Propagation: by seed, seedling production
Spice paprika is a technical crop grown for the production of ground paprika, with similar requirements as vegetable pepper, but it requires a lot of manual work both in cultivation and processing.
Cultivation practices of Capsicum annuum – from seedlings
| Month | I. | II. | III. | IV. | V. | VI. | VII. | VIII. | IX. | X. | XI. | XII. |
|---|---|---|---|---|---|---|---|---|---|---|---|---|
| Sowing/under cover | XXX | |||||||||||
| Planting | XX | |||||||||||
| Harvest/fruit | XXX | X |
Crop rotation and fertilization requirements
In Slovakia, paprika is cultivated as an annual crop.
Track: I.
Suitable preceding crops: cereals, legumes, forage mixtures
Fertilization: Paprika responds very positively to the application of farmyard manure.

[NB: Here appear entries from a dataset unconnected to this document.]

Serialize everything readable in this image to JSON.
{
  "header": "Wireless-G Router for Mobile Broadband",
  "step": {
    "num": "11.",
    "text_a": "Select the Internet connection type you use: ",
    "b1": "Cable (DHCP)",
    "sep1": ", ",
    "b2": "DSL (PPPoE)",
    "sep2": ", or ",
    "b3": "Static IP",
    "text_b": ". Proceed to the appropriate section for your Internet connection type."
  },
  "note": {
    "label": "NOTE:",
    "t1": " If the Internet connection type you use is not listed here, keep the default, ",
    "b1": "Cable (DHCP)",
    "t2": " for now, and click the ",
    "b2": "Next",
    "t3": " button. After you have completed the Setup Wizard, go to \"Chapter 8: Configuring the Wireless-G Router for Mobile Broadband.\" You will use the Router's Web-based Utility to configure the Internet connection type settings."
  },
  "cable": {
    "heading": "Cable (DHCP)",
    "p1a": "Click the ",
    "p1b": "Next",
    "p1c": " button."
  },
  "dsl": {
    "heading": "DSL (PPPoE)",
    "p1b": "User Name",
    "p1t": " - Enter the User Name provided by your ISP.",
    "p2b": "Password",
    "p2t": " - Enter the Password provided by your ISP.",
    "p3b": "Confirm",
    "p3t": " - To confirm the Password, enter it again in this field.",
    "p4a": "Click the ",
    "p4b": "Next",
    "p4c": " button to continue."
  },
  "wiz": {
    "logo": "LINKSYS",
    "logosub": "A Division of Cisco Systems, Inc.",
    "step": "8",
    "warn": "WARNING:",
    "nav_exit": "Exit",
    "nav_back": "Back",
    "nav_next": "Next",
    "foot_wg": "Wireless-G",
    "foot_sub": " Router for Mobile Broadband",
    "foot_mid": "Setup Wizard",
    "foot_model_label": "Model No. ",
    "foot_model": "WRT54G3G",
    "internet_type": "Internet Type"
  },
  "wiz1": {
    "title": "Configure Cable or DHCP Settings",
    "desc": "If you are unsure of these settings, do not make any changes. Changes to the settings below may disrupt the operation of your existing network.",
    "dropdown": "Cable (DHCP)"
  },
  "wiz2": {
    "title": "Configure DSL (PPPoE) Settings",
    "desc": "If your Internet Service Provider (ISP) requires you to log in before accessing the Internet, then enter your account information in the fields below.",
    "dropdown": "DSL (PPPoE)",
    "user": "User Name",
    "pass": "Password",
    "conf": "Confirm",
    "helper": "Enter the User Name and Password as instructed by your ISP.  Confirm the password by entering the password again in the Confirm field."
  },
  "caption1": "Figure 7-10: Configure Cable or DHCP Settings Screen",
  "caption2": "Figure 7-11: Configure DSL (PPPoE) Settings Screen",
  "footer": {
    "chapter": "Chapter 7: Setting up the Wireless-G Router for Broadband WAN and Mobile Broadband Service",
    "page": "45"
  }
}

Varieties: Spice red paprika belongs to the species Capsicum annuum and includes varieties such as ‘Dvorská’, ‘Žitavská’, ‘Kolora’, and ‘Novozámocká’. The product *Paprika Žitava* has obtained PDO status and is produced from several specific sweet varieties grown in the Žitný ostrov region. Spice paprika also includes hot chili types such as Capsicum annuum, C. chinense, and C. frutescens.
Harvest and storage:
In Slovakia, spice paprika is harvested manually in September to October, when the fruits are fully ripe and rich in pigments. After harvest, the paprika is left to ripen further, washed, dried in a multi-stage dryer, and then ground, most often using stone mills, which ensures the intense color and flavor of ground paprika. Mechanized harvesting is used only minimally due to higher losses.
Use: Spice paprika is used in the food industry as both a spice and a natural dye, giving dishes their characteristic sweet or hot flavor and orange-red color. It is an essential part of blends such as goulash or barbecue seasoning and is used in meat products, sauces, marinades, and hot sauces.
Impact on human health:
Constituents: alkaloids (capsaicin), carotenoids (capsanthin, capsorubin), vitamin C
Phytotherapeutic groups: antiseptic, analgesic, stomachic
Diseases and pests: Paprika is threatened by viruses (pepper mosaic, tomato spotted wilt), fungi (gray mold, phytophthora), bacteria (bacterial leaf spot), and physiological disorders (chlorosis, necrosis, fruit deformation). Among pests, the most significant are aphids, whiteflies, mites, thrips, and nematodes, which often transmit viruses.